An organization which has been denied exemption from Federal income tax under section 501(c)(3) of the Internal Revenue Code of 1954 by reason of having engaged in a prohibited transaction described in section 503(c)(1) of the Code may not reestablish exemption until the loan which was the prohibited transaction has been repaid or adequately secured.

Full Text

Rev. Rul. 67-9

Advice has been requested whether an organization which has been denied exemption from Federal income tax under section 501(c)(3) of the Internal Revenue Code of 1954 by reason of having engaged in a prohibited transaction described in section 503(c)(1) of the Code may reestablish exemption before the loan which was the prohibited transaction has been repaid or adequately secured.
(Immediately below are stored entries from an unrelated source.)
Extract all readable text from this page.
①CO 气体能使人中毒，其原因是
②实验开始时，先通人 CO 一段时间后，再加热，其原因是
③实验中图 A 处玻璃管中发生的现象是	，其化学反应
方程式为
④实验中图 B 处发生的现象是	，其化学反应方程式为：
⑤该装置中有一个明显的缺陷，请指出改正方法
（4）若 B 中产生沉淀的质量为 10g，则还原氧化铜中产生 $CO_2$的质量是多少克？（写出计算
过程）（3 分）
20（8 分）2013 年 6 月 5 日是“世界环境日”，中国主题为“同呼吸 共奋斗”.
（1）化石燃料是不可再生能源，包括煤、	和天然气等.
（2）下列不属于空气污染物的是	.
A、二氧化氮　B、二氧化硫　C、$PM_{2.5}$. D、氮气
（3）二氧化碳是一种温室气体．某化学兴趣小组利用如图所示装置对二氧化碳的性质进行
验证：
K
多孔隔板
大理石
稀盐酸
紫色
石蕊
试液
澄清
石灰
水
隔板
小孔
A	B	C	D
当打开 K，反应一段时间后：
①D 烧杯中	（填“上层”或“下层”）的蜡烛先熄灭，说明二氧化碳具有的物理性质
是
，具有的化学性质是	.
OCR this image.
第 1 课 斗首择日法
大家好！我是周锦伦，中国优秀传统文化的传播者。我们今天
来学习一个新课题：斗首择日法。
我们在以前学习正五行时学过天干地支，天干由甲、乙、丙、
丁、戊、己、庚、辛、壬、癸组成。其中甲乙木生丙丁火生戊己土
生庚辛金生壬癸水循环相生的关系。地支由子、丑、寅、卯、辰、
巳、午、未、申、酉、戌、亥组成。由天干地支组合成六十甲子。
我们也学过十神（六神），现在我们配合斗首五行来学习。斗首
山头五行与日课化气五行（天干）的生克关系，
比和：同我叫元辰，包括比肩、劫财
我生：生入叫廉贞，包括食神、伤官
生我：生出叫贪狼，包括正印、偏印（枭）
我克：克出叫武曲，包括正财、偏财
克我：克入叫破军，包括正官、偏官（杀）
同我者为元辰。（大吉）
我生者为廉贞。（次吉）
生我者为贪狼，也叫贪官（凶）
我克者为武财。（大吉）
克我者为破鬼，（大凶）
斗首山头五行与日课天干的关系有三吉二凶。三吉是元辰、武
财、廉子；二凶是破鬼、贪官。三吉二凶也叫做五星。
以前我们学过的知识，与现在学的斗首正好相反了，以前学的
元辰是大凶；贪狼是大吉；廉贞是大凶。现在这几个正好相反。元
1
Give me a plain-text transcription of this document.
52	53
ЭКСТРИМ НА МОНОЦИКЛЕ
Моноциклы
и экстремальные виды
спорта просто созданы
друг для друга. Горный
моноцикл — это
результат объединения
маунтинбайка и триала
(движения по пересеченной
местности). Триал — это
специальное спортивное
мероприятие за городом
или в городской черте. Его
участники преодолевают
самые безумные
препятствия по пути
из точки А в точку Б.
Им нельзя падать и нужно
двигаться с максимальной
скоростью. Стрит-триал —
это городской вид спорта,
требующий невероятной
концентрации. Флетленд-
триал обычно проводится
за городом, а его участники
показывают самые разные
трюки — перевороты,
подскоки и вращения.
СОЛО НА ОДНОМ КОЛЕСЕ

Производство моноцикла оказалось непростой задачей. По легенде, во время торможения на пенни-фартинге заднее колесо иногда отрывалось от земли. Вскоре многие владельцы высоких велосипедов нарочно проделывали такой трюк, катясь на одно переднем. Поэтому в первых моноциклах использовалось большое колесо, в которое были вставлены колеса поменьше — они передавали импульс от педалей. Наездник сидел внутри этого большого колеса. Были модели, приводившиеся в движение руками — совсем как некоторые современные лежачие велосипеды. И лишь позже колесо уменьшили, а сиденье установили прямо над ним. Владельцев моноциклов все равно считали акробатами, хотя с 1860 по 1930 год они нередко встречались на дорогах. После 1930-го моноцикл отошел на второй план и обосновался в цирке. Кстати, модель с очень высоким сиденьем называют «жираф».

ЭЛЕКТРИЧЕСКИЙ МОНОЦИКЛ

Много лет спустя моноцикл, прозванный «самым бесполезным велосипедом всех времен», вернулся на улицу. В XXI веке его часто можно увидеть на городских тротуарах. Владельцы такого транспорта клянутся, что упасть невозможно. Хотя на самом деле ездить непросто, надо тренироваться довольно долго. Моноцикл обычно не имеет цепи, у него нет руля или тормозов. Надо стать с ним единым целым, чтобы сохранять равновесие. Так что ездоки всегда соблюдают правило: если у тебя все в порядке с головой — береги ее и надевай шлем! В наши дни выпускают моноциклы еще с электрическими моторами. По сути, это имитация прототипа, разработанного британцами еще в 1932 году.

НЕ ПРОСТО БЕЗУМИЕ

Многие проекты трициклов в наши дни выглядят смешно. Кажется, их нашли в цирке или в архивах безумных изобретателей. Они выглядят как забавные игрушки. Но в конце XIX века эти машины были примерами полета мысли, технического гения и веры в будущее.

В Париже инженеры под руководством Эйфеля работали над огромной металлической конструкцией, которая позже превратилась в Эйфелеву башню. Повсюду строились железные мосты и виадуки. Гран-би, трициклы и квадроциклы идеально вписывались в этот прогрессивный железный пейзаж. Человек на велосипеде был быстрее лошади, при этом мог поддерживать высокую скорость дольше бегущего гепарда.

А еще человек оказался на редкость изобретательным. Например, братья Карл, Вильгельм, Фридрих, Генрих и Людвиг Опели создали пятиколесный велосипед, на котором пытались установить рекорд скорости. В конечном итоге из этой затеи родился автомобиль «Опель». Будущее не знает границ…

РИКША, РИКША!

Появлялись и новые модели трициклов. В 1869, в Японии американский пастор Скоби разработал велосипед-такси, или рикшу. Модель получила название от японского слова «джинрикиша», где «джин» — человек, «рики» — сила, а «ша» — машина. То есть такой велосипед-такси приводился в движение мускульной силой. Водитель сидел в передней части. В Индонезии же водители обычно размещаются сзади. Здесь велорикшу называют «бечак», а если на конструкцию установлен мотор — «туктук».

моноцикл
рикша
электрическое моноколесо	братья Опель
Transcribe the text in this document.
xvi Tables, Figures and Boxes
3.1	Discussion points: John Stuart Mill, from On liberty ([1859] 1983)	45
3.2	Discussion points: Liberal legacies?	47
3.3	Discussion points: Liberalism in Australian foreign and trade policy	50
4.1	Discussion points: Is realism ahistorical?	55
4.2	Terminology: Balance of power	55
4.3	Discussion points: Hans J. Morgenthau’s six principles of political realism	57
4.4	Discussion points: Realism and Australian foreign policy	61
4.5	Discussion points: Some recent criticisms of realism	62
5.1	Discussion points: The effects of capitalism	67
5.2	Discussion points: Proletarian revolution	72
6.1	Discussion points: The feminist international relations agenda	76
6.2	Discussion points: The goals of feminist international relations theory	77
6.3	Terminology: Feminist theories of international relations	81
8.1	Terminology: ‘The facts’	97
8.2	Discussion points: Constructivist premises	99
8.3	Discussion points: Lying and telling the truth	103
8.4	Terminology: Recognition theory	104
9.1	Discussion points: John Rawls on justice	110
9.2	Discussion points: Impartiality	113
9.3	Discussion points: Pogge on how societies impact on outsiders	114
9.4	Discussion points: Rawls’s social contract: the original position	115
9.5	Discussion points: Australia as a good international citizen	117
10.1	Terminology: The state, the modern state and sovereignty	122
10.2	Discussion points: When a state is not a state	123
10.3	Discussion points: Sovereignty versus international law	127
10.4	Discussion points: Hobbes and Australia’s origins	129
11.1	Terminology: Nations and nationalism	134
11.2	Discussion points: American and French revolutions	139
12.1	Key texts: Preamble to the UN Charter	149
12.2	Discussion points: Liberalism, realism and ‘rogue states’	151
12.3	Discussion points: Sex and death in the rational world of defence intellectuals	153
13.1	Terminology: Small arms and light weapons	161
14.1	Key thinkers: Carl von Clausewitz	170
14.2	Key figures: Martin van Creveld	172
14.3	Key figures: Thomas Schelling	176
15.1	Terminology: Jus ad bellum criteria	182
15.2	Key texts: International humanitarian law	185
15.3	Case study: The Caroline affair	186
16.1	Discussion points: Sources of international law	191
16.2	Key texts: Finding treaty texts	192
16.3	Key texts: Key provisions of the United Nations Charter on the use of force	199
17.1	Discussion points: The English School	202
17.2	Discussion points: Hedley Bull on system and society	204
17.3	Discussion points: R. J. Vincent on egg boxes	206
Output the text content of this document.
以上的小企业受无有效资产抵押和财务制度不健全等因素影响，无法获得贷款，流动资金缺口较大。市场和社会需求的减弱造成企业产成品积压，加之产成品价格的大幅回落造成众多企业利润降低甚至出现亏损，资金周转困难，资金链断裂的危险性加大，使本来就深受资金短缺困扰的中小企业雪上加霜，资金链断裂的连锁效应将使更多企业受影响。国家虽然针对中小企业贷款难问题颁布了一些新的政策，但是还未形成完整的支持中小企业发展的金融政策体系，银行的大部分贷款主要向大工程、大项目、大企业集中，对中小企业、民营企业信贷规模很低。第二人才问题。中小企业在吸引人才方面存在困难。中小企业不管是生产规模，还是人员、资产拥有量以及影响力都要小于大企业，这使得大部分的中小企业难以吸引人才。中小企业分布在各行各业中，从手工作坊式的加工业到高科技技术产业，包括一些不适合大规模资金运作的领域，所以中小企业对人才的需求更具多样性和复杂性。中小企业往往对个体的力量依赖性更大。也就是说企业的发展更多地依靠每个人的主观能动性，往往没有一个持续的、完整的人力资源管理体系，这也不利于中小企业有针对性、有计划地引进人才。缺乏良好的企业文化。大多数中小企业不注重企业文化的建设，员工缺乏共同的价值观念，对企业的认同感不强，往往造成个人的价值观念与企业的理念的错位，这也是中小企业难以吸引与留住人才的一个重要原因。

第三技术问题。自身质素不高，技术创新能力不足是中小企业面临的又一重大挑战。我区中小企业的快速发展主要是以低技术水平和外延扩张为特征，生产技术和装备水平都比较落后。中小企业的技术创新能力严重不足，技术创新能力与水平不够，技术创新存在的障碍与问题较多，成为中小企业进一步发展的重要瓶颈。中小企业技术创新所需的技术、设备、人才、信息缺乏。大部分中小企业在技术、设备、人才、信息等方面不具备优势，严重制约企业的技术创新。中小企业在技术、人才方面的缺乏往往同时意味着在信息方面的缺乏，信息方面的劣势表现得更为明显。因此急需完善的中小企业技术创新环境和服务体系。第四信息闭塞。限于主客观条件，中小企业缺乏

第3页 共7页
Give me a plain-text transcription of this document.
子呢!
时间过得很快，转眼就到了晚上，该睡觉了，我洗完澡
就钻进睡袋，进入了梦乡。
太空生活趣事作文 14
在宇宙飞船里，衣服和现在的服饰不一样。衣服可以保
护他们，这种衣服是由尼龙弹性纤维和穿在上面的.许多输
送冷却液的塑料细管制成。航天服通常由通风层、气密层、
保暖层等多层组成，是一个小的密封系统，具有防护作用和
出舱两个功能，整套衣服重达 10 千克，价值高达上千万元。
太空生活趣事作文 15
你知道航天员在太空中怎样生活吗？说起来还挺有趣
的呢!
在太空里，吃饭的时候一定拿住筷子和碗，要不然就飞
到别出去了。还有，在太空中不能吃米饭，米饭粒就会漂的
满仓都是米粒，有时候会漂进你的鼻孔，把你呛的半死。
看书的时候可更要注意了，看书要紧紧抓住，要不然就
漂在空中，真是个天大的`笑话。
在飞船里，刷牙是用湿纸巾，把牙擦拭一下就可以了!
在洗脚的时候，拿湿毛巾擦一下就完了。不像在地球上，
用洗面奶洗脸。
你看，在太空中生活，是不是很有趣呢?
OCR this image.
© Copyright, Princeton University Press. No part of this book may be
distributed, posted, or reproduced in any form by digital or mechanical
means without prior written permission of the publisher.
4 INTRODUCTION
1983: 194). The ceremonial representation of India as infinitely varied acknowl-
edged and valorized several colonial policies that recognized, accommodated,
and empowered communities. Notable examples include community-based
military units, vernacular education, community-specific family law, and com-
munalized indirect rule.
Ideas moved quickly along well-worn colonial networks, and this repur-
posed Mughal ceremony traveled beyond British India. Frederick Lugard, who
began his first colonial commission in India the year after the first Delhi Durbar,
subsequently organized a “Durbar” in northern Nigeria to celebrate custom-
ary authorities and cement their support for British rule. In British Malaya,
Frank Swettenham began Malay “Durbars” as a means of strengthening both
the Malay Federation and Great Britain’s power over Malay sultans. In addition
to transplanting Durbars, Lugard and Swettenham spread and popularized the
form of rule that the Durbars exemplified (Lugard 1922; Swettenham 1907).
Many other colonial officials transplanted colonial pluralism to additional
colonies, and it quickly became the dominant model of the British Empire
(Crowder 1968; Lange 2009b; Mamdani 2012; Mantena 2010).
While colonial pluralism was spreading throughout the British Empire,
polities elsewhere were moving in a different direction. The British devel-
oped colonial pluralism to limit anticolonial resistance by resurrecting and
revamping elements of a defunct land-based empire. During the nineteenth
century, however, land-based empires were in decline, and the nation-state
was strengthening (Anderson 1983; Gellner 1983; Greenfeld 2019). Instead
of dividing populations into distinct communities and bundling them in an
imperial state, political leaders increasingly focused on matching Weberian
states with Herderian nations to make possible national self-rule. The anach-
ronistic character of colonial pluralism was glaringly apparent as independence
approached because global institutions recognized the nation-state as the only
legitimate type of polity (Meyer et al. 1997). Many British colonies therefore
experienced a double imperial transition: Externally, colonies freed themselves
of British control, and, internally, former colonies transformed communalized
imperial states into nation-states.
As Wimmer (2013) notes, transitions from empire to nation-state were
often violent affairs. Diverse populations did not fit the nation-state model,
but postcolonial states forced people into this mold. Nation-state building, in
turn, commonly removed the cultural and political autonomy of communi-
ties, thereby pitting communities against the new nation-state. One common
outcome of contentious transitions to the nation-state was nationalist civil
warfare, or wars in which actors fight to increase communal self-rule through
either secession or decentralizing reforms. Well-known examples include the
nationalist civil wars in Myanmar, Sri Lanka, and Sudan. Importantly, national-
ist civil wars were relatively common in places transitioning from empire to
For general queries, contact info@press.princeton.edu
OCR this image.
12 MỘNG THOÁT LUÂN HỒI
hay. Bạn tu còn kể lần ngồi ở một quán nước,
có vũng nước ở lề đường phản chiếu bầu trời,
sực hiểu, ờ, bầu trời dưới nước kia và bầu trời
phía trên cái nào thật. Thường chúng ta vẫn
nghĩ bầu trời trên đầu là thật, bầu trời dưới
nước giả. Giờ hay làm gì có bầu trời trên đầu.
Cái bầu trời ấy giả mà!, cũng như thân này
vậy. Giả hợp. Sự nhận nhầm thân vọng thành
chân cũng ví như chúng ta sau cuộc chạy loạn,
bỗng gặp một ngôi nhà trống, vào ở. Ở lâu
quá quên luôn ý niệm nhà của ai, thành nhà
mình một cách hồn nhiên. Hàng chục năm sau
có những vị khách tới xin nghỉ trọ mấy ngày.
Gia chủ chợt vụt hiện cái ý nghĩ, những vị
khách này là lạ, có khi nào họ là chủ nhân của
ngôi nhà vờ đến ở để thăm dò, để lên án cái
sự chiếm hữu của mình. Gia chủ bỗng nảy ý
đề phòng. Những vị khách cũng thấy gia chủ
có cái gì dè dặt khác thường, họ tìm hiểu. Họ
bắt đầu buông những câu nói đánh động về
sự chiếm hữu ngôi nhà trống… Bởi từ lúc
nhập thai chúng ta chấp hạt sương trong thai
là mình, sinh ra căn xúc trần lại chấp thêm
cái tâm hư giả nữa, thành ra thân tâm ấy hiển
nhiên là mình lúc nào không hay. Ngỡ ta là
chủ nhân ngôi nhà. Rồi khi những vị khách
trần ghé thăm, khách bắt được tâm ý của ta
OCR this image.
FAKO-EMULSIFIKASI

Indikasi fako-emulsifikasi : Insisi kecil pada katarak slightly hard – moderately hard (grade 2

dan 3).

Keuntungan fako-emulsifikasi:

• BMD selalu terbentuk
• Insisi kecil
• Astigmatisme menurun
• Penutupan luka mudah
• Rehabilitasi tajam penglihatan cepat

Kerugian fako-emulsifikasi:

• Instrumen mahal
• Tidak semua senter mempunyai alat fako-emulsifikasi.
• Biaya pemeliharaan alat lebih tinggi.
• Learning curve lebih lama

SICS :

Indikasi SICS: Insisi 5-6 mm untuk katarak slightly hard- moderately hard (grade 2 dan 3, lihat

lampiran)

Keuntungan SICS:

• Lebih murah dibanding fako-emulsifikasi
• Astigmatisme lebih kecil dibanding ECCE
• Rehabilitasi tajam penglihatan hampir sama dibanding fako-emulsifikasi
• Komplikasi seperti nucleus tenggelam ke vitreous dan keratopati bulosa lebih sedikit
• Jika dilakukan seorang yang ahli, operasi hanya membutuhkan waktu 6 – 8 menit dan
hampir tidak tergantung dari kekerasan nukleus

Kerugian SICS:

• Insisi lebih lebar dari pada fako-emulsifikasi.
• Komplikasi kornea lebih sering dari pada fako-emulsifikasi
An organization, exempt from Federal income tax under section 501(c)(3) of the Code and subject to the provisions of section 503 of the Code, loaned a part of its corpus to a substantial contributor without the receipt of adequate security. The loan was evidenced by a promissory note maturing five years from the date of issuance. The organization was denied exemption because the loan was a prohibited transaction described in section 503(c)(1) of the Code. Thereafter, the organization filed a new application for exemption under section 501(c)(3) of the Code with respect to subsequent taxable years. The application contained an affidavit by its president that the organization would not knowingly again engage in a prohibited transaction. The existing loan, however, had not been repaid nor had adequate security been furnished.

Section 501(a) of the Code provides in effect that exemption from Federal income taxes does not extend to an organization engaged in a prohibited transaction. Section 503(d) of the Code provides for the reinstatement of exemption to organizations previously denied exemption because of a prohibited transaction.

Section 1.503(d)-1 of the Income Tax Regulations requires such organization to submit a written declaration by a principal officer that it will not knowingly again engage in a prohibited transaction and to satisfy all other requirements under section 501(c)(3) of the Code. However, these regulations presuppose that, in the case of an organization denied exemption by reason of its having engaged in a prohibited transaction, the grounds for the original denial of exemption shall have been removed before an exemption may be reinstated for future years. Otherwise the organization would continue to be in violation of section 501(a) of the Code.

In this case, the transaction causing the denial of exemption carried into subsequent taxable years. Part of the organization's corpus was still loaned to a substantial contributor without the receipt of adequate security. Thus, the loan continued as a prohibited transaction. Accordingly, until the loan was repaid or adequate security for the loan received, the organization was not entitled to reestablish exemption under section 501(c)(3) of the Code.